11:04 AM
Banks Using Web To Streamline Derivatives Trades
The Internet is making derivatives trading, a bastion of the financial elite, accessible to a broader range of institutions and individuals. Banks are hopping on board with new solutions aimed at automating trading and accounting procedures for derivatives, the most exotic of financial instruments.
Bank One has signed on with Arcordia, an ASP-based platform for back-office processing of derivatives that was spun out of J.P. Morgan a year ago. Chicago-based Bank One is the first external client of Arcordia, which will provide back-office support for Bank One's global derivatives portfolio.
Arcordia will perform payment processing, reconciliation, confirmation generation and accounting services for Bank One, whose predecessor, First Chicago, was among the first capital markets providers to offer interest rate and currency swaps. "The system's functionality and Arcordia's expertise will help us deliver even higher levels of service to our commercial customers and counterparties," according to David Bergman, senior vice president and head of capital markets operations at Bank One.

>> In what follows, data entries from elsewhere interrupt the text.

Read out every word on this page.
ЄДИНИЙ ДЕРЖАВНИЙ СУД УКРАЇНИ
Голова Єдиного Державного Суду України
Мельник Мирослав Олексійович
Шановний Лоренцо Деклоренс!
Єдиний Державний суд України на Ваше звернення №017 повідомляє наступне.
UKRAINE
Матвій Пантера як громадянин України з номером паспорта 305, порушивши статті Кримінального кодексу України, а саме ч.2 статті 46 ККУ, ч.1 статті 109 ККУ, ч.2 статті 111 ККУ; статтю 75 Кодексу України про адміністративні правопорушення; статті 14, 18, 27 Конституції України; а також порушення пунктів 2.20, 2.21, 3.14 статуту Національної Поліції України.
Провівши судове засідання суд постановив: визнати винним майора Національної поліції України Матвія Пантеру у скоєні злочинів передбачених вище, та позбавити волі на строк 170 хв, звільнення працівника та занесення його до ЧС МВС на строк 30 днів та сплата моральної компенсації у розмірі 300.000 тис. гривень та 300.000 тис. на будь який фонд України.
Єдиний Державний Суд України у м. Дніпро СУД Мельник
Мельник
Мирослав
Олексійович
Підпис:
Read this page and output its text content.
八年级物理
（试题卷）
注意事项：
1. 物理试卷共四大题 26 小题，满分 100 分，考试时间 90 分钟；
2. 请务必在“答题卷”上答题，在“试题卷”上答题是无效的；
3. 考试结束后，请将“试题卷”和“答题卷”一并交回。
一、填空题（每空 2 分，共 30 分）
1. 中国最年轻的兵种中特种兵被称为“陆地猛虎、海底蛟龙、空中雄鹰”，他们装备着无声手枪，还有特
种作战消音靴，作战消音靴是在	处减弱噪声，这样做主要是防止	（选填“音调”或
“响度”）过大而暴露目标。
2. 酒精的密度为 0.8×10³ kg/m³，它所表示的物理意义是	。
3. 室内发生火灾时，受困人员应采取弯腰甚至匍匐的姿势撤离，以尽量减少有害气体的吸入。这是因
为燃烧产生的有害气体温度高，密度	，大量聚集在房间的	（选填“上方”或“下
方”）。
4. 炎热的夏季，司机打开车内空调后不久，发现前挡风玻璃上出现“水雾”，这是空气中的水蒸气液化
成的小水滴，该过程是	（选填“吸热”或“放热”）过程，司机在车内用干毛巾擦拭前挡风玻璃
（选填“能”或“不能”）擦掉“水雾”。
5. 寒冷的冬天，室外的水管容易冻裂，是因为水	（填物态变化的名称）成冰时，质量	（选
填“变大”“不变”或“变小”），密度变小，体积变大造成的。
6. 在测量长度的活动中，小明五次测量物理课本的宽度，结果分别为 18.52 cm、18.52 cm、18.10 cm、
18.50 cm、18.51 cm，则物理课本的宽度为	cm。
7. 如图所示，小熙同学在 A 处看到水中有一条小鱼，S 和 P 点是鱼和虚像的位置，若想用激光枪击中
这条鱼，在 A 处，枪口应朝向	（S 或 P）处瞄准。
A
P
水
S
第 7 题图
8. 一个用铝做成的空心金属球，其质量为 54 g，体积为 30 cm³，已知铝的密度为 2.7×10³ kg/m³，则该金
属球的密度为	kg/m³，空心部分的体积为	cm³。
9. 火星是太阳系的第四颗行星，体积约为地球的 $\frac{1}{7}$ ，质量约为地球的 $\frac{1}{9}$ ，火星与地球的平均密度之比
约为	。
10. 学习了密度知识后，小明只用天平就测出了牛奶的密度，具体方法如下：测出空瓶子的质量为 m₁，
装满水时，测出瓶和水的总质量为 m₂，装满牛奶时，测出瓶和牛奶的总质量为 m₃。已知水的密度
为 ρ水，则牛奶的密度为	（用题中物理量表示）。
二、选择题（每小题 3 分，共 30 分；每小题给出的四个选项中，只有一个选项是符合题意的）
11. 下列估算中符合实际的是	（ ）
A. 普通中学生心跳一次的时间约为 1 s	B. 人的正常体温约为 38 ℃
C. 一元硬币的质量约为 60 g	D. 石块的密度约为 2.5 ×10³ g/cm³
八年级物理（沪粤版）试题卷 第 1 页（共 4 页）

The Bank One win for Arcordia, huge as it may be, is dwarfish compared to the January merger of J.P. Morgan and Chase Manhattan, which together process 500,000 over-the-counter derivatives, about a third of the world market. After the merger, the $700 billion goliath named Arcordia as its strategic back-office processing platform, continuing a relationship begun in 1998 when J.P. Morgan built the platform as a high-tech, straight-through processing solution.
Over the next two years, Arcordia enabled Morgan to cut its transaction costs by 40% while tripling volume. That prompted a decision to offer the platform to other banks which, like Morgan, "were experiencing exponential volume increases and complexity in the instruments being traded," said Simon Nutt, director of business development at London-based Arcordia.
Against this backdrop of change, financial institutions have been spending up to $100 million every five years replacing their legacy applications. Such systems remain inflexible and slow, and are fraught with reconciliation and data management problems. Morgan itself maintained 20 such systems in-house before Arcordia made them obsolete.
Other banks are also creating Web-based trading or post-trading environments. Deutsche Banc Alex. Brown has installed Derivatives.com, a Web-based trading and portfolio risk management system from Imagine Software, New York. The bank's clients are using the ASP service for derivatives trading analysis and risk management.
Although Deutsche Banc Alex. Brown had been using Imagine Trading System for its proprietary trading since 1996, the service was only available to the bank's large institutional customers. By offering Web-based Derivatives.com, Deutsche Banc Alex. Brown is delivering technology to its equity clientele that was once beyond their reach.
Powered by a Sun Microsystems platform, Derivatives.com delivers the functionality of the Imagine Trading System in a cost-efficient and Internet-accessible manner, including delivery of Reuters real-time market data and RSA security authentication. It also performs many middle and back-office services, including corporate actions maintenance, daily event processing and standard pricing curve generation.
"Derivatives.com gives our customers the tools they need to trade and manage risk effectively," said James Rowen, co-head of prime brokerage and strategic client services at Deutsche Banc Alex. Brown. "For institutions like hedge funds, it's a quick and complete package."
In France, Societe General has installed Calypso, a Java-based back-end processing system from Calypso Technology, San Francisco, to support ClickOptions, its new retail equity derivatives business. ClickOptions (www.clickoptions.com), which went live in May, opens up the trading of exotic financial instruments to retail investors.
Calypso provides an integrated business solution for ClickOptions' back-end operations, noted Lionel Gibert, managing director at ClickOptions. "We were able to go live much quicker than if we had to juggle different pieces of software."